I asked if I could see the product and the packaging and we agreed to meet at one of my sheet set suppliers to review the product she had bought for $38.00. My supplier is a reputable distributor and an experienced hand in the bedding business dealing in comforters, throws, duvets , duvetcovers, sheets, and all manner of woven products. In the course of her career she has developed a touch which can fairly accurately analyze a product simply by rubbing the fabric between her fingers.
Thread count is indicative of a product’s quality, durability, softness, and maintenance characteristics such as wrinkling. Egyptian Cotton is, with the exception of some Pima Cottons, the best cotton in the world for sheets. Egyptian Cotton actually comes from the Nile region in Egypt. The name has been so abused by manufacturers that the Egyptians have created a triangular symbol which may only be used on verifiable Egyptian Cotton products.
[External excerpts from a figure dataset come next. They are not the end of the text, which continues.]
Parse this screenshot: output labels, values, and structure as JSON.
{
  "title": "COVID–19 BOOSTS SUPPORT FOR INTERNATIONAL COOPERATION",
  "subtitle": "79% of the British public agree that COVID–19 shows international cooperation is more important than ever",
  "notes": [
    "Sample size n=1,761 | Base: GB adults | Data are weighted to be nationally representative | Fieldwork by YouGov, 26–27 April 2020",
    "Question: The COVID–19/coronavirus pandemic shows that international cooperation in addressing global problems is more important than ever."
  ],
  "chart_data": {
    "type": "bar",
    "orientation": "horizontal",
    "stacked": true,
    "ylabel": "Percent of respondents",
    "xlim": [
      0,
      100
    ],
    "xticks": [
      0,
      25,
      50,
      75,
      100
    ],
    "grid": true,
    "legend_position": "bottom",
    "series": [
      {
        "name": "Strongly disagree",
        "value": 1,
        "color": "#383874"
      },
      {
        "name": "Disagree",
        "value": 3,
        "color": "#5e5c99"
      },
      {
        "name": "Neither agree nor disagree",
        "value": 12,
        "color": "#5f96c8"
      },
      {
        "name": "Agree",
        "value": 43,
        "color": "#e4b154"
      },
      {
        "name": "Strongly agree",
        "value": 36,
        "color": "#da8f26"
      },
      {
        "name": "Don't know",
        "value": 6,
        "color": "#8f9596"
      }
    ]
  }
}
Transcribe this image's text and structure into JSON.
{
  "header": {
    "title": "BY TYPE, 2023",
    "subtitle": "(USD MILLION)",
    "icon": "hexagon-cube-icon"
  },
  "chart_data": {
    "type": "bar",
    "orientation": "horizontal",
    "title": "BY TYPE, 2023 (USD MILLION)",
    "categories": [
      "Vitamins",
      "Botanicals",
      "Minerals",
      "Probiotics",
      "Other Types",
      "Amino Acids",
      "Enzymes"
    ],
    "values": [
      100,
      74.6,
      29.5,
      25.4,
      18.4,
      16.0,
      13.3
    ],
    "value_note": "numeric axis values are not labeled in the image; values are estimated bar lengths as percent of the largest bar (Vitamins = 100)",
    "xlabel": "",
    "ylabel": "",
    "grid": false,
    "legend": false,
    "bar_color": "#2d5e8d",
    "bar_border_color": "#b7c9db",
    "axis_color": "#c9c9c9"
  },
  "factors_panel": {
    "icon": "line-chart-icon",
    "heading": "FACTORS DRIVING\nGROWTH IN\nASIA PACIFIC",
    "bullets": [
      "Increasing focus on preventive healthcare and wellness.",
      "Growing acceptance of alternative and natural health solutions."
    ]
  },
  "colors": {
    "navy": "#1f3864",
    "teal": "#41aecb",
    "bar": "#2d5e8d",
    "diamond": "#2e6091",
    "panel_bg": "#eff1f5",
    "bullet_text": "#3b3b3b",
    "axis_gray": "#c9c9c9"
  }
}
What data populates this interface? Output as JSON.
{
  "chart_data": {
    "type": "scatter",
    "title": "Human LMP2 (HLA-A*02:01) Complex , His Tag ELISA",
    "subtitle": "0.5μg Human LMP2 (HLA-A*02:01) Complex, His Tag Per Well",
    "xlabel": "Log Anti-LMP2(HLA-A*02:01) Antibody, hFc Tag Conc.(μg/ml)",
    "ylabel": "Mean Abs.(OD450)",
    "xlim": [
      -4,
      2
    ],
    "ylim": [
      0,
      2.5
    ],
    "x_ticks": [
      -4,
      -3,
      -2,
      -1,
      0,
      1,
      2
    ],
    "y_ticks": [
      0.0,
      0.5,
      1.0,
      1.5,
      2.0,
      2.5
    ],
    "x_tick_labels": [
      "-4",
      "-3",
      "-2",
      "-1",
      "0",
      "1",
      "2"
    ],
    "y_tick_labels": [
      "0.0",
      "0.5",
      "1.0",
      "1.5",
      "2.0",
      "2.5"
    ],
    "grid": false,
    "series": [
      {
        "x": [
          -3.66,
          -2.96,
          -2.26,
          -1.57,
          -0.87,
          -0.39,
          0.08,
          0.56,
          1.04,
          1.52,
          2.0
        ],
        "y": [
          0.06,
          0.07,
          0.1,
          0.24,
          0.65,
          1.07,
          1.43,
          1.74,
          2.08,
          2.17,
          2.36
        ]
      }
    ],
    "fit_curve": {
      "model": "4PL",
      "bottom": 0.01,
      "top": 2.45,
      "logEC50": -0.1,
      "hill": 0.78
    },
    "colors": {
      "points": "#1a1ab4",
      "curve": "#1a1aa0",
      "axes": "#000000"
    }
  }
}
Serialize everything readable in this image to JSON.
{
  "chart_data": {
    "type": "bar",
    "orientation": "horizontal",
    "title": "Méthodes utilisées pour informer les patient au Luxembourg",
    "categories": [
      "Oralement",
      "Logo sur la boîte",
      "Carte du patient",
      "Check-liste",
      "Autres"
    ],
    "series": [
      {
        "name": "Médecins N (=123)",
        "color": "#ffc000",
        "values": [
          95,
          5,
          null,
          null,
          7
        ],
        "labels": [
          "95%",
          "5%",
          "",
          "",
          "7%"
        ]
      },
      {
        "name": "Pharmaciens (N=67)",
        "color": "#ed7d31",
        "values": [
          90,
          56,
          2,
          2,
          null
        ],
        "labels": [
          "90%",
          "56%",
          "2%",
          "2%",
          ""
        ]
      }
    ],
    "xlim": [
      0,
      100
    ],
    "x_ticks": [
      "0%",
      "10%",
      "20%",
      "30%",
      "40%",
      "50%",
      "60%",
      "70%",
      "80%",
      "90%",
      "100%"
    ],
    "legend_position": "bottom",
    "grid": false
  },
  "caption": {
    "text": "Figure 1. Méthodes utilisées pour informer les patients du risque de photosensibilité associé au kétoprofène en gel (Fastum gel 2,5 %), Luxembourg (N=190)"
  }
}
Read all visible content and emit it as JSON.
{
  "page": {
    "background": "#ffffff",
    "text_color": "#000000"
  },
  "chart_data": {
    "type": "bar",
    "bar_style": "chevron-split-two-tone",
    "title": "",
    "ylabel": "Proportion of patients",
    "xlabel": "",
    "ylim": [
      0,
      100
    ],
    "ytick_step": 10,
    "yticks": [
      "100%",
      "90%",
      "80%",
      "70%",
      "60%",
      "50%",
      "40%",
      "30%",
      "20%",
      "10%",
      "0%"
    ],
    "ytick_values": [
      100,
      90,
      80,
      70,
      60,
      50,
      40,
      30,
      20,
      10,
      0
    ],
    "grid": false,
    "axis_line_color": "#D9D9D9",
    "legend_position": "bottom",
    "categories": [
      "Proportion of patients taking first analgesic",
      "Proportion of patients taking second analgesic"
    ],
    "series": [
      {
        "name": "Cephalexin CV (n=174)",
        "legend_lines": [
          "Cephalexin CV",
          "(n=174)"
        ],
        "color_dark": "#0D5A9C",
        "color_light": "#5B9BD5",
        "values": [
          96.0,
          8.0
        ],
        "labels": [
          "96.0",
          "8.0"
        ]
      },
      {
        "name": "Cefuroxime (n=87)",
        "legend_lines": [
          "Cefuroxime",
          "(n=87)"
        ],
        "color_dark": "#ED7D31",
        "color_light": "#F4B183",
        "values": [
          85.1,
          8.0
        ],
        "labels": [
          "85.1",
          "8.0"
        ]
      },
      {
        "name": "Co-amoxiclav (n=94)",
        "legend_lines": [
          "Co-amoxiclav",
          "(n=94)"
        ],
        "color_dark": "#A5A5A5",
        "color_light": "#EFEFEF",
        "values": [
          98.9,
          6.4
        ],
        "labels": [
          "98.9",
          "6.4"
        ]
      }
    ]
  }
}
Look for it the next time you are buying a product claiming to be Egyptian Cotton.
Without knowing the issues which brought my friend and me to her office, my supplier took the sheet between her fingers and within seconds declared that the fabric was three hundred thread count, possibly four hundred. We explained that it had been sold as a 1,500 TC. She laughed. I laughed. My friend did not laugh. Not because she had spent $38.00 under the delusion that she had succeeded in a major buying coup, but for the fact that she had been cheated.
An inspection of the packaging provided little evidence of the provenance of the product. The pitch words, Egyptian Cotton, 100%, 1,500 TC, were there, but basically the labeling lacked any professional or legitimate information regarding the manufacturer’s contact information. We did agree that the product probably was a 300 TC product and as such it would be serviceable. My friend did in fact take the sheets to her home and washed and dried them three times just to see if there was any obvious deterioration. There wasn’t, so she had bought a useable product, but not the elegant one she had been lured to buy.
The message here is that when you find a product promising unusually high quality at an unrealistically low price—know who you are dealing with. Understand that from the get go, a manufacturer of high quality products is not going to offer exceptionally low pricing. Also, throughout the process, there is a mark-up for the costs associated with each step plus some sort of reasonable profit. And real quality does carry a commensurate price.